When was Yesterday recorded?

Yesterday was recorded across two sessions at Abbey Road Studio Two. The basic track — Paul McCartney alone on acoustic guitar — was recorded on 14 June 1965. The string quartet and new lead vocal were added on 17 June 1965, completing the song. Producer: George Martin. Engineer: Norman Smith.

Who played on the Yesterday string quartet?

The string quartet on Yesterday comprised Tony Gilbert (first violin), Sidney Sax (violin), Kenneth Essex (viola), and Francisco Gabarro (cello). The arrangement was written by Paul McCartney and George Martin.

Did Paul McCartney write the Yesterday string arrangement?

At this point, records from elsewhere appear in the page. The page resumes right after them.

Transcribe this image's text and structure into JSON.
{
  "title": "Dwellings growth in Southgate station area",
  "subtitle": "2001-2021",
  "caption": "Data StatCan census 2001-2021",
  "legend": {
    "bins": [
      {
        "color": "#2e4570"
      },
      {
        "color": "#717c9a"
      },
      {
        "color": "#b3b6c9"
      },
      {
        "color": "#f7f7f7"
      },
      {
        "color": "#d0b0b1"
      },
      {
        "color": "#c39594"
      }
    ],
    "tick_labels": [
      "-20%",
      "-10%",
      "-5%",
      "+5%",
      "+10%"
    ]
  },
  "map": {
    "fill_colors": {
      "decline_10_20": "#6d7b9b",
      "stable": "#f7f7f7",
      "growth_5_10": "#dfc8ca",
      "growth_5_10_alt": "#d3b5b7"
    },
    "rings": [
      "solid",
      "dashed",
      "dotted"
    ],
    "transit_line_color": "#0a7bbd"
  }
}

The arrangement was a collaboration between McCartney and George Martin. McCartney contributed specific ideas — including the cello's movement onto the seventh the second time around, and the held high note on the first violin in the final section. Martin wrote the rest of the arrangement and recalled that McCartney insisted on no vibrato from the string players.

What is Act Naturally and who sang it?

Act Naturally is a country and western song originally recorded by Buck Owens in 1963, reaching number one on the US country charts. The Beatles recorded it on 17 June 1965 as Ringo Starr's vocal showcase on the Help! album, with harmony vocals by Paul McCartney. It was also released as the B-side of the Yesterday single in the United States.

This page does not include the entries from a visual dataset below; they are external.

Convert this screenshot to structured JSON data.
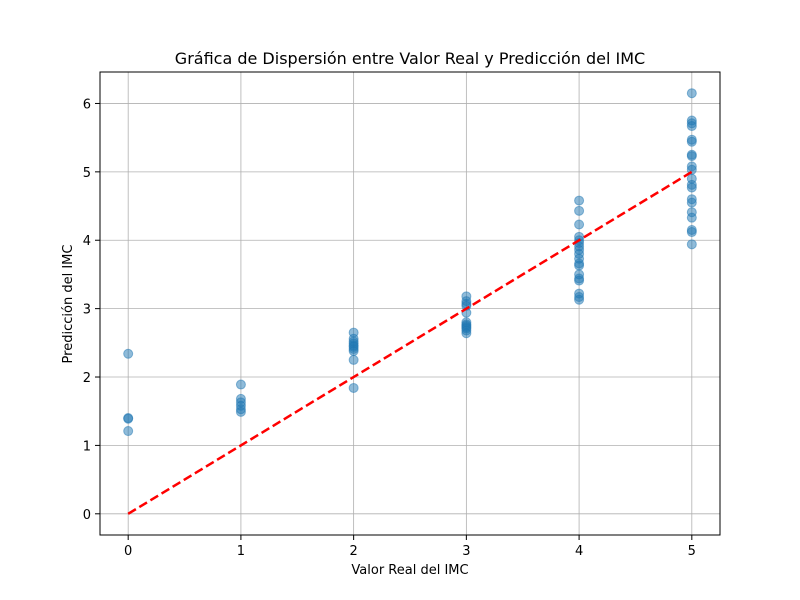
{
  "chart_data": {
    "type": "scatter",
    "title": "Gráfica de Dispersión entre Valor Real y Predicción del IMC",
    "xlabel": "Valor Real del IMC",
    "ylabel": "Predicción del IMC",
    "xlim": [
      -0.25,
      5.25
    ],
    "ylim": [
      -0.31,
      6.46
    ],
    "xticks": [
      0,
      1,
      2,
      3,
      4,
      5
    ],
    "yticks": [
      0,
      1,
      2,
      3,
      4,
      5,
      6
    ],
    "grid": true,
    "point_color": "#1f77b4",
    "line_color": "#ff0000",
    "reference_line": {
      "x": [
        0,
        5
      ],
      "y": [
        0,
        5
      ],
      "style": "dashed"
    },
    "series": [
      {
        "x": [
          0,
          0,
          0,
          0,
          1,
          1,
          1,
          1,
          1,
          1,
          2,
          2,
          2,
          2,
          2,
          2,
          2,
          2,
          2,
          2,
          3,
          3,
          3,
          3,
          3,
          3,
          3,
          3,
          3,
          3,
          3,
          3,
          4,
          4,
          4,
          4,
          4,
          4,
          4,
          4,
          4,
          4,
          4,
          4,
          4,
          4,
          4,
          4,
          4,
          4,
          5,
          5,
          5,
          5,
          5,
          5,
          5,
          5,
          5,
          5,
          5,
          5,
          5,
          5,
          5,
          5,
          5,
          5,
          5,
          5
        ],
        "y": [
          2.34,
          1.4,
          1.39,
          1.21,
          1.89,
          1.68,
          1.63,
          1.58,
          1.53,
          1.49,
          2.65,
          2.56,
          2.52,
          2.49,
          2.46,
          2.44,
          2.41,
          2.38,
          2.25,
          1.84,
          3.18,
          3.11,
          3.07,
          3.04,
          2.94,
          2.8,
          2.77,
          2.75,
          2.73,
          2.71,
          2.68,
          2.64,
          4.58,
          4.43,
          4.23,
          4.05,
          4.0,
          3.96,
          3.91,
          3.86,
          3.8,
          3.73,
          3.66,
          3.63,
          3.5,
          3.44,
          3.41,
          3.22,
          3.17,
          3.13,
          6.15,
          5.75,
          5.71,
          5.67,
          5.47,
          5.44,
          5.25,
          5.23,
          5.08,
          5.03,
          4.9,
          4.81,
          4.77,
          4.6,
          4.55,
          4.41,
          4.33,
          4.15,
          4.12,
          3.94
        ]
      }
    ]
  }
}
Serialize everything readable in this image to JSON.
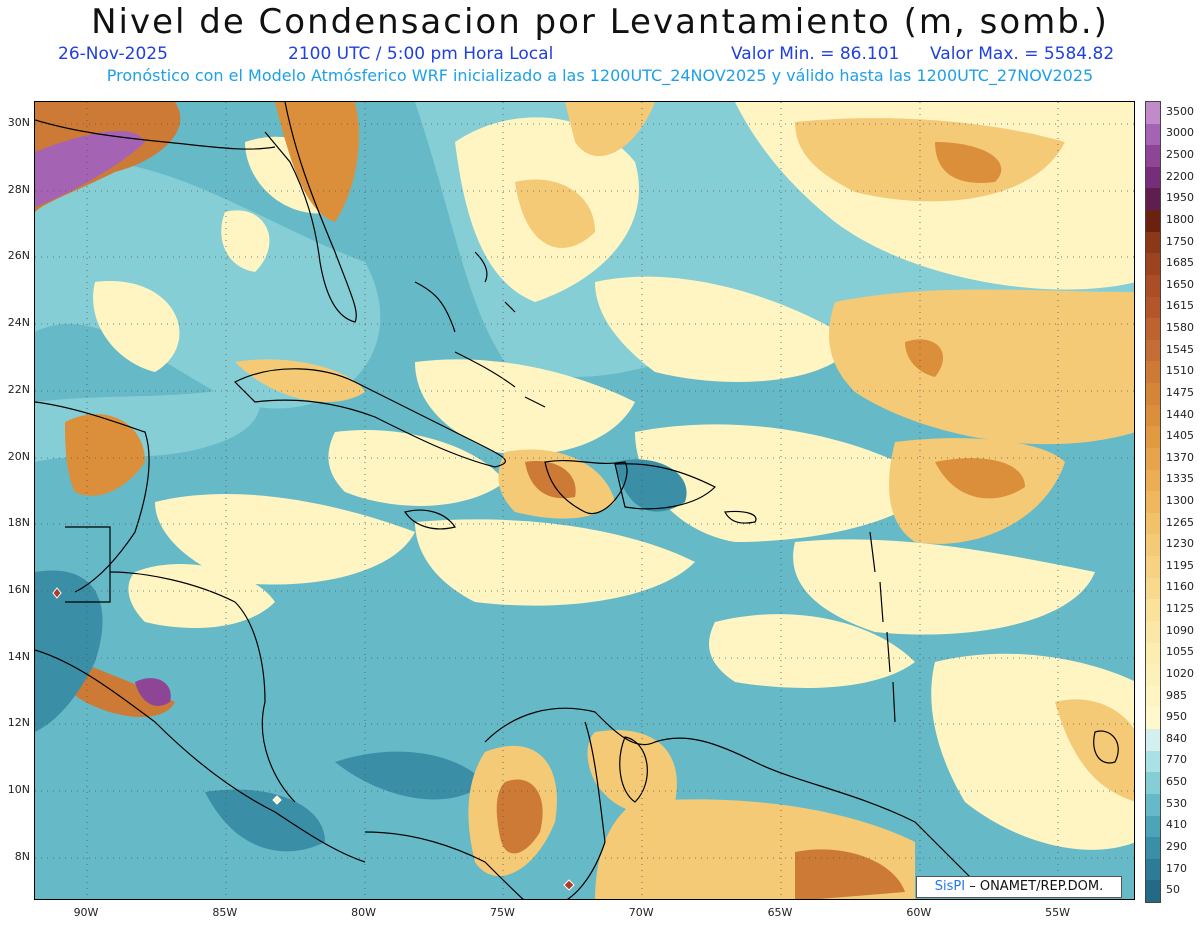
{
  "header": {
    "title": "Nivel de Condensacion por Levantamiento (m, somb.)",
    "date": "26-Nov-2025",
    "time": "2100 UTC / 5:00 pm Hora Local",
    "min_value": "Valor Min. = 86.101",
    "max_value": "Valor Max. = 5584.82",
    "forecast_note": "Pronóstico con el Modelo Atmósferico WRF inicializado a las 1200UTC_24NOV2025 y válido hasta las  1200UTC_27NOV2025"
  },
  "axes": {
    "lat_ticks": [
      "30N",
      "28N",
      "26N",
      "24N",
      "22N",
      "20N",
      "18N",
      "16N",
      "14N",
      "12N",
      "10N",
      "8N"
    ],
    "lon_ticks": [
      "90W",
      "85W",
      "80W",
      "75W",
      "70W",
      "65W",
      "60W",
      "55W"
    ]
  },
  "legend": {
    "labels": [
      "3500",
      "3000",
      "2500",
      "2200",
      "1950",
      "1800",
      "1750",
      "1685",
      "1650",
      "1615",
      "1580",
      "1545",
      "1510",
      "1475",
      "1440",
      "1405",
      "1370",
      "1335",
      "1300",
      "1265",
      "1230",
      "1195",
      "1160",
      "1125",
      "1090",
      "1055",
      "1020",
      "985",
      "950",
      "840",
      "770",
      "650",
      "530",
      "410",
      "290",
      "170",
      "50"
    ],
    "colors": [
      "#c08bc8",
      "#a563b4",
      "#8e4596",
      "#762e7a",
      "#5e1f4e",
      "#6a2110",
      "#8a3818",
      "#9c4420",
      "#ab4d25",
      "#b5562a",
      "#bd6330",
      "#c46d34",
      "#cc7a36",
      "#d58538",
      "#dc8f3b",
      "#e29a41",
      "#e8a44a",
      "#ecae53",
      "#efb85e",
      "#f2c26a",
      "#f4ca76",
      "#f6d282",
      "#f8da8e",
      "#fae29b",
      "#fbe8a6",
      "#fcedb0",
      "#fdf1ba",
      "#fef5c3",
      "#fef8cc",
      "#d3f0ee",
      "#a9e1e4",
      "#86ced6",
      "#66b9c7",
      "#4da4b7",
      "#3a8fa7",
      "#2d7b96",
      "#246a86"
    ]
  },
  "map": {
    "colors": {
      "land_outline": "#000000",
      "ocean_low": "#66b9c7",
      "ocean_deep": "#3a8fa7",
      "high": "#f4ca76",
      "peak": "#cc7a36",
      "extreme": "#8e4596"
    }
  },
  "credit": {
    "brand": "SisPI",
    "org": " – ONAMET/REP.DOM."
  }
}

Why was Wait not included on Help!?

Wait was recorded on 17 June 1965 with the intention of including it on Help!, but was ultimately left off the album. It was returned to in November 1965, when additional overdubs were added, and released on Rubber Soul in December 1965.

Who engineered the 17 June 1965 Abbey Road session?

Norman Smith, who had been The Beatles' recording engineer at Abbey Road since their first session with George Martin in June 1962. Smith engineered every Beatles album from Please Please Me through to Help!. He later produced Pink Floyd's debut album and had a solo recording career as Hurricane Smith.